Subtle changes in our genetic make-up could help to explain why some people are taller than others, the largest ever study of height has suggested.

About 400 genome regions have been identified that may be responsible for the extra inches, according to research involving more than 250,000 people.

Scientists say this could pave the way for a simple test to reassure parents with fears about their child's growth.

It may also shed more light on cancer, where cell growth is out of control.

Studies suggest up to 80% of what determines height lies in our genetic code.

But the exact genes and other bits of DNA involved are only just being explored.

The first height gene to be identified was discovered in 2007.

But this report, in Nature Genetics, suggests many thousands of genes and other regions of DNA could all play a part.

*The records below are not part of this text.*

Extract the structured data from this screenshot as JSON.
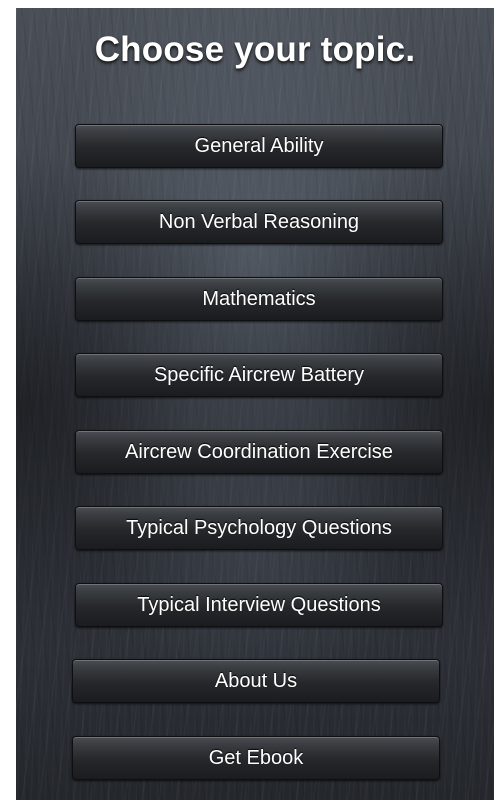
{
  "page_title": "Choose your topic.",
  "menu": {
    "items": [
      {
        "label": "General Ability"
      },
      {
        "label": "Non Verbal Reasoning"
      },
      {
        "label": "Mathematics"
      },
      {
        "label": "Specific Aircrew Battery"
      },
      {
        "label": "Aircrew Coordination Exercise"
      },
      {
        "label": "Typical Psychology Questions"
      },
      {
        "label": "Typical Interview Questions"
      },
      {
        "label": "About Us"
      },
      {
        "label": "Get Ebook"
      }
    ]
  },
  "colors": {
    "background": "#3b4048",
    "button": "#25272a",
    "text": "#ffffff"
  }
}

Scientists from 300 institutions examined the DNA of more than a quarter of a million people across Europe.

And they found 400 regions in people's genomes - their individual DNA libraries - that could contribute to an individual's height.

Researchers say the variations in the genetic material discovered in these locations may have a significant role in how tall a person will eventually become.

Image caption The findings of this extensive study may help to devise a test to check children's growth

"It's common knowledge that people born to tall parents are more likely to be tall themselves," said Prof Tim Frayling of the University of Exeter Medical School, who oversaw the study.

"But I'm surprised how complex the picture is. We have now identified nearly 700 genetic variants that are involved in determining height.

"And this goes a long way to fulfilling scientific curiosity that could have real impact in the treatment of diseases that can be influenced by height, such as osteoporosis or cancer."

Referring to the test to reassure parents that could also be devised, Prof Frayling said: "Most of these children have probably simply inherited a big batch of short genes."

Some of the regions uncovered included genes that are already well known, but others were a complete surprise.

Prof Joel Hirschhorn of Boston Children's Hospital, who was also involved in the study, said: "Many genes we identified are likely to be important regulators of skeletal growth, but were not known to be involved until now.

"Some may also be responsible for unexplained syndromes of abnormal growth in children."